La relance des activités au Cadastre Minier (CAMI) se concrétise rapidement. Un jour seulement après la réouverture officielle de son guichet, intervenue le 03 février 2026, l’institution a enregistré cinq nouvelles demandes de permis de recherches introduites par la société « Kobold Exploration DRC SA », marquant une étape importante dans la redynamisation du secteur minier congolais.
Ces nouvelles requêtes s’inscrivent dans le cadre de la mise en œuvre de l’accord signé le 18 juillet 2025 entre le gouvernement de la République Démocratique du Congo et Kobold Exploration DRC SA. Cet accord vise à encadrer les activités de prospection et de recherche minière, dans le respect des dispositions du Code minier et de la réglementation en vigueur.

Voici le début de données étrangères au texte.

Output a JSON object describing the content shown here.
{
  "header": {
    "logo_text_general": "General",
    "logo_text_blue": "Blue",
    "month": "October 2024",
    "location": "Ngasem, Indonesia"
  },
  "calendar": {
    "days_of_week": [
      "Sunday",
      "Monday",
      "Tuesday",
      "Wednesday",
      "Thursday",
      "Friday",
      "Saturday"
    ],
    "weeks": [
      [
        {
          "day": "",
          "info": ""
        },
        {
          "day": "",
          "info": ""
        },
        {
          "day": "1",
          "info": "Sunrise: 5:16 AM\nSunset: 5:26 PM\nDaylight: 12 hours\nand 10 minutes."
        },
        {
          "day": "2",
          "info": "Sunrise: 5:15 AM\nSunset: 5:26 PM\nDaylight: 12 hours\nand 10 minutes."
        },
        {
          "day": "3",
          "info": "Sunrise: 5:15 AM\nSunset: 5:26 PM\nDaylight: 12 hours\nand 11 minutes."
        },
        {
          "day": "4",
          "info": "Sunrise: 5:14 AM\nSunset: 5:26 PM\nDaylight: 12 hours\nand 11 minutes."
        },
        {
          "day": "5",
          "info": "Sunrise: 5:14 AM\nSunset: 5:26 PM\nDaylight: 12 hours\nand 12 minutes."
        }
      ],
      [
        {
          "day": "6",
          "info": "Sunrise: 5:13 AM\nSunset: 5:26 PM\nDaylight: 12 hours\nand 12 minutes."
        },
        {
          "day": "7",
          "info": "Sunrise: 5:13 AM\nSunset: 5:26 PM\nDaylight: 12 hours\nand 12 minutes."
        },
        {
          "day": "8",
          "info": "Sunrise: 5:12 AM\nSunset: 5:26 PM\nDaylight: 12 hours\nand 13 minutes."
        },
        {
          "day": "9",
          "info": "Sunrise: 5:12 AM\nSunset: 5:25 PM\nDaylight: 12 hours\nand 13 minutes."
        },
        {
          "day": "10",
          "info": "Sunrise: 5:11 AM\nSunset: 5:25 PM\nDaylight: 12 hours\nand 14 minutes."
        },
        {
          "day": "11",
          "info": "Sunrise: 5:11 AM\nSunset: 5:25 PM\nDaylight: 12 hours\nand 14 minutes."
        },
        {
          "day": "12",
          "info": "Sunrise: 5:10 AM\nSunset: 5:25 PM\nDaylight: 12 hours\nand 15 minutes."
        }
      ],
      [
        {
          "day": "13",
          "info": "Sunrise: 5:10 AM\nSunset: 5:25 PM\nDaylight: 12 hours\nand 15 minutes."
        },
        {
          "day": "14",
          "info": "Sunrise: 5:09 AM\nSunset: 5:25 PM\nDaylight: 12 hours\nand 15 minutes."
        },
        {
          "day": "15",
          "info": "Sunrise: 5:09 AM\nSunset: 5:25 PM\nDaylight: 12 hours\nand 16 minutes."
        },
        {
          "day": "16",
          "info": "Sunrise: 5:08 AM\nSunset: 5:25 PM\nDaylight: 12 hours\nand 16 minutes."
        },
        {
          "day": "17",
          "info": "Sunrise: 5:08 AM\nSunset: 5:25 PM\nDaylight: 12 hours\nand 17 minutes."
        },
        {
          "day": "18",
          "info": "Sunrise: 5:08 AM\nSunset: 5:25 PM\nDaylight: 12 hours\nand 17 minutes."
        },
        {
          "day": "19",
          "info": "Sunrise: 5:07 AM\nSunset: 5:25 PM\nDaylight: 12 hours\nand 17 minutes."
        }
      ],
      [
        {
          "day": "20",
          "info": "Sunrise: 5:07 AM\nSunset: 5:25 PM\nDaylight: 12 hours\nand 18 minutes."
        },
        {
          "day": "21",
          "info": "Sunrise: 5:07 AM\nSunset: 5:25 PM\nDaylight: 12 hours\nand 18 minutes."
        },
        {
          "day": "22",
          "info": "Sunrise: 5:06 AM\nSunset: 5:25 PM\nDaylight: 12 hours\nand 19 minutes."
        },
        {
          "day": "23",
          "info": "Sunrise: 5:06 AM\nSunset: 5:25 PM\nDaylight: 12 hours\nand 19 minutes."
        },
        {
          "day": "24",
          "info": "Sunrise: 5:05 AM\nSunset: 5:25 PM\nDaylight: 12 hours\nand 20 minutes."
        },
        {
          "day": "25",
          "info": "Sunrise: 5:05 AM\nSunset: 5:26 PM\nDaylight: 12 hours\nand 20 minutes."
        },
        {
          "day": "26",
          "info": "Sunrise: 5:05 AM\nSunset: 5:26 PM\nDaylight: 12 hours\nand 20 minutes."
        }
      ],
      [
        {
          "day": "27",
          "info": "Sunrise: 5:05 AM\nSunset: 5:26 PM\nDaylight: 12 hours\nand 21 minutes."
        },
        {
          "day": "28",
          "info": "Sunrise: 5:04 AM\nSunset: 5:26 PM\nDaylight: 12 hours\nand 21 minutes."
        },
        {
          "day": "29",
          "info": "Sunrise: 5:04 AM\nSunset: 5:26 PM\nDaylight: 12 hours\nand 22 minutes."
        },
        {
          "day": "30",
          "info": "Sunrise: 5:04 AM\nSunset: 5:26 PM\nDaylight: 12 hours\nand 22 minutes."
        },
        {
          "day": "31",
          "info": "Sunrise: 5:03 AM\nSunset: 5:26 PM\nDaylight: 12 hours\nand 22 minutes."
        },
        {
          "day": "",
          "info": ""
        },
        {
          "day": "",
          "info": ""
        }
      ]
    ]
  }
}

À l’occasion du dépôt officiel de ces demandes, l’Administrateur Directeur Général de Kobold Exploration DRC SA, M. Benjamin Katabuka, accompagné de sa délégation, a tenu une réunion de travail avec le Directeur général adjoint du CAMI, M. Jacques Muyumba Ndubula. Les échanges ont porté sur l’état d’avancement du projet, les aspects techniques liés aux permis de recherches, ainsi que sur les procédures administratives et les délais de traitement des dossiers.
Selon des sources proches du dossier, cette rencontre a permis de réaffirmer la volonté des deux parties de travailler en étroite collaboration, afin d’assurer une mise en œuvre efficace du projet, dans un climat de transparence et de conformité légale. Le CAMI a, pour sa part, réitéré son engagement à garantir un traitement équitable et rigoureux de toutes les demandes introduites par les opérateurs miniers, nationaux comme internationaux.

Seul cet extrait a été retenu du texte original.